『眠れる美女』
書籍情報:JPO出版情報登録センター
※書籍情報の無断転載を禁じます
老人の夢想、妄想が妖しく綴られる
[レビュアー] 川本三郎(評論家)
書評子4人がテーマに沿った名著を紹介
今回のテーマは「眠り」です
***
シャルル・ペローの昔話『眠れる森の美女』に描かれたように、眠りについたまま目を覚まさない美しい女性には、この世を超えた神秘的な魅力がある。
魔力といってもいいかもしれない。
谷崎潤一郎の『刺青』では江戸の刺青師が、若く美しい女性に取り憑かれ、南蛮渡来の眠り薬を飲ませて眠らせ、その背中に女郎蜘蛛の刺青を彫った。
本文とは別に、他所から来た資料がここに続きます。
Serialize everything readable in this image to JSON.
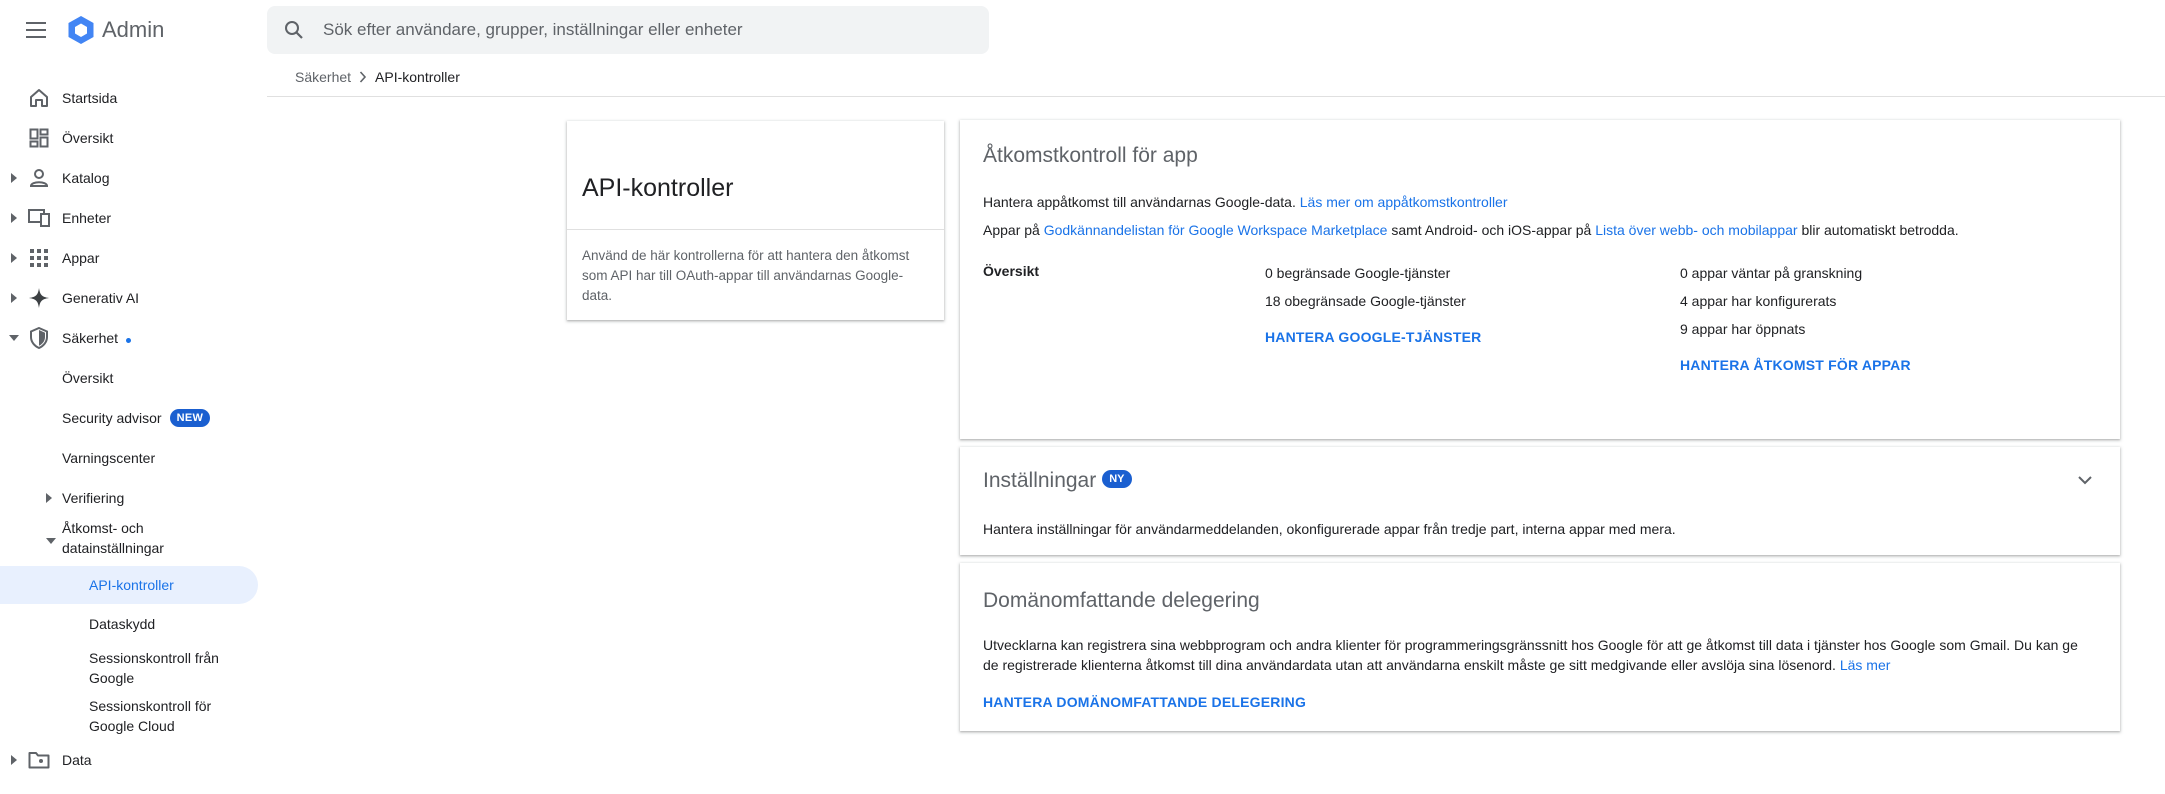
{
  "app": {
    "title": "Admin"
  },
  "search": {
    "placeholder": "Sök efter användare, grupper, inställningar eller enheter"
  },
  "breadcrumb": {
    "parent": "Säkerhet",
    "current": "API-kontroller"
  },
  "sidebar": {
    "items": [
      {
        "label": "Startsida",
        "icon": "home-icon"
      },
      {
        "label": "Översikt",
        "icon": "dashboard-icon"
      },
      {
        "label": "Katalog",
        "icon": "person-icon"
      },
      {
        "label": "Enheter",
        "icon": "devices-icon"
      },
      {
        "label": "Appar",
        "icon": "apps-grid-icon"
      },
      {
        "label": "Generativ AI",
        "icon": "sparkle-icon"
      },
      {
        "label": "Säkerhet",
        "icon": "shield-icon"
      }
    ],
    "security_sub": {
      "overview": "Översikt",
      "security_advisor": "Security advisor",
      "new_badge": "NEW",
      "alert_center": "Varningscenter",
      "verification": "Verifiering",
      "access_line1": "Åtkomst- och",
      "access_line2": "datainställningar",
      "api_controls": "API-kontroller",
      "data_protection": "Dataskydd",
      "session_google_1": "Sessionskontroll från",
      "session_google_2": "Google",
      "session_cloud_1": "Sessionskontroll för",
      "session_cloud_2": "Google Cloud"
    },
    "data": {
      "label": "Data",
      "icon": "folder-icon"
    }
  },
  "info_card": {
    "title": "API-kontroller",
    "description": "Använd de här kontrollerna för att hantera den åtkomst som API har till OAuth-appar till användarnas Google-data."
  },
  "app_access": {
    "title": "Åtkomstkontroll för app",
    "line1_text": "Hantera appåtkomst till användarnas Google-data. ",
    "line1_link": "Läs mer om appåtkomstkontroller",
    "line2_a": "Appar på ",
    "line2_link1": "Godkännandelistan för Google Workspace Marketplace",
    "line2_b": " samt Android- och iOS-appar på ",
    "line2_link2": "Lista över webb- och mobilappar",
    "line2_c": " blir automatiskt betrodda.",
    "overview_label": "Översikt",
    "restricted": "0 begränsade Google-tjänster",
    "unrestricted": "18 obegränsade Google-tjänster",
    "manage_services": "HANTERA GOOGLE-TJÄNSTER",
    "pending_review": "0 appar väntar på granskning",
    "configured": "4 appar har konfigurerats",
    "opened": "9 appar har öppnats",
    "manage_app_access": "HANTERA ÅTKOMST FÖR APPAR"
  },
  "settings": {
    "title": "Inställningar",
    "badge": "NY",
    "description": "Hantera inställningar för användarmeddelanden, okonfigurerade appar från tredje part, interna appar med mera."
  },
  "delegation": {
    "title": "Domänomfattande delegering",
    "text1": "Utvecklarna kan registrera sina webbprogram och andra klienter för programmeringsgränssnitt hos Google för att ge åtkomst till data i tjänster hos Google som Gmail. Du kan ge",
    "text2": "de registrerade klienterna åtkomst till dina användardata utan att användarna enskilt måste ge sitt medgivande eller avslöja sina lösenord. ",
    "link": "Läs mer",
    "manage": "HANTERA DOMÄNOMFATTANDE DELEGERING"
  }
}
澁澤龍彦はペローの物語に想を得て日本を舞台に『ねむり姫』を書いた。
男たちは眠りによって現実とは離れた異界に入ってしまった女たちの、超現実の美に心を惑わせる。
川端康成の『眠れる美女』は、この系譜に入る。
どこか海辺に近い秘密の家に、すでに男ではなくなった老人たちのために若く美しい女が用意される。
彼女は特別な薬によって眠らされている。家の客となった老人は、その眠れる女の横でひと晩、添い寝する。
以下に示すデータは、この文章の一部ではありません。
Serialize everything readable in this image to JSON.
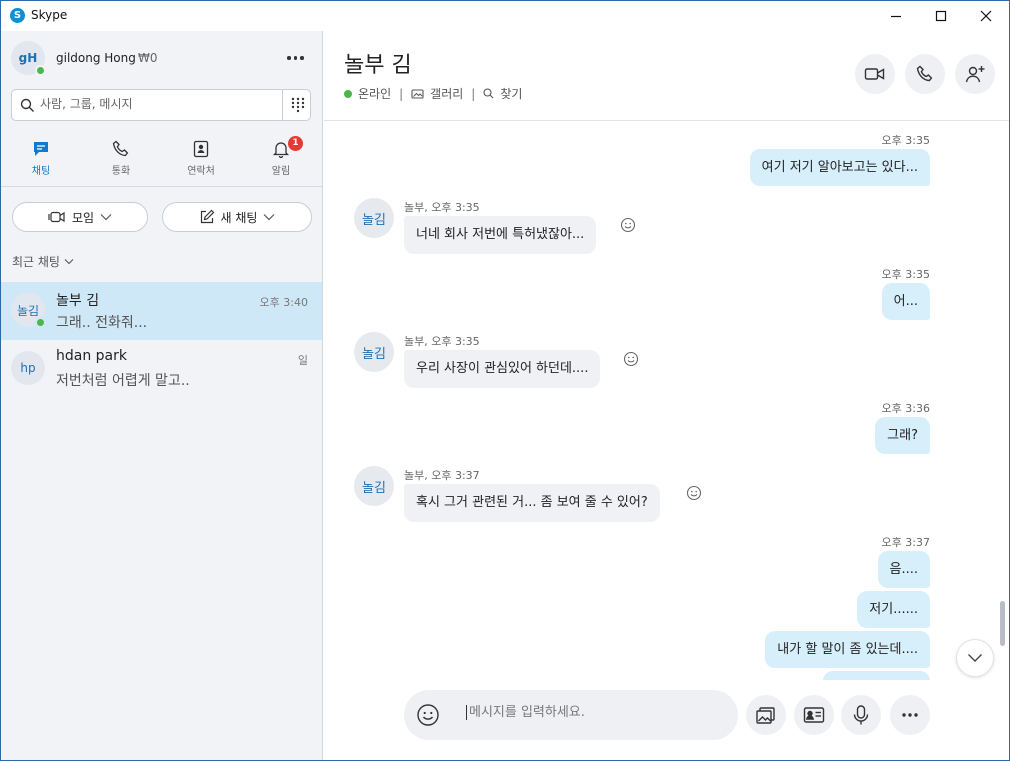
{
  "window": {
    "title": "Skype",
    "logo_letter": "S"
  },
  "me": {
    "initials": "gH",
    "name": "gildong Hong",
    "credit": "₩0"
  },
  "search": {
    "placeholder": "사람, 그룹, 메시지"
  },
  "nav_tabs": [
    {
      "label": "채팅",
      "icon": "chat-icon",
      "active": true
    },
    {
      "label": "통화",
      "icon": "phone-icon",
      "active": false
    },
    {
      "label": "연락처",
      "icon": "contacts-icon",
      "active": false
    },
    {
      "label": "알림",
      "icon": "bell-icon",
      "active": false,
      "badge": "1"
    }
  ],
  "actions": {
    "meet_label": "모임",
    "new_chat_label": "새 채팅"
  },
  "recent_header": "최근 채팅",
  "conversations": [
    {
      "initials": "놀김",
      "name": "놀부 김",
      "preview": "그래.. 전화줘...",
      "time": "오후 3:40",
      "online": true,
      "active": true
    },
    {
      "initials": "hp",
      "name": "hdan park",
      "preview": "저번처럼 어렵게 말고..",
      "time": "일",
      "online": false,
      "active": false
    }
  ],
  "chat": {
    "contact_name": "놀부 김",
    "status": "온라인",
    "gallery": "갤러리",
    "find": "찾기",
    "messages": [
      {
        "dir": "out",
        "time": "오후 3:35",
        "text": "여기 저기 알아보고는 있다..."
      },
      {
        "dir": "in",
        "sender_time": "놀부, 오후 3:35",
        "avatar": "놀김",
        "text": "너네 회사 저번에 특허냈잖아..."
      },
      {
        "dir": "out",
        "time": "오후 3:35",
        "text": "어..."
      },
      {
        "dir": "in",
        "sender_time": "놀부, 오후 3:35",
        "avatar": "놀김",
        "text": "우리 사장이 관심있어 하던데...."
      },
      {
        "dir": "out",
        "time": "오후 3:36",
        "text": "그래?"
      },
      {
        "dir": "in",
        "sender_time": "놀부, 오후 3:37",
        "avatar": "놀김",
        "text": "혹시 그거 관련된 거... 좀 보여 줄 수 있어?"
      },
      {
        "dir": "out",
        "time": "오후 3:37",
        "text": "음...."
      },
      {
        "dir": "out",
        "text": "저기......"
      },
      {
        "dir": "out",
        "text": "내가 할 말이 좀 있는데...."
      }
    ],
    "composer_placeholder": "메시지를 입력하세요."
  },
  "colors": {
    "accent": "#1379c8",
    "online": "#4ab64c",
    "bubble_out": "#d7eefb",
    "badge": "#e53935",
    "selected": "#cfe8f8"
  }
}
こうして老人たちは、彼女の若さに触れ、ひと晩のひそやかな快楽を得る。
といっても、老人たちは眠れる女とことをいたすわけではない。ただ共に添い寝するだけ。
友人からこの秘密の家を紹介された主人公の江口老人は、何人もの眠れる美女と一夜を過ごすことになる。
昭和三十六年に出版。川端康成が六〇代はじめの頃の作品。老人の夢想、妄想が妖しく綴られてゆく。
とはいえ、なまなましい性愛とは無縁。人形愛の冷たい清潔さと静けさがある。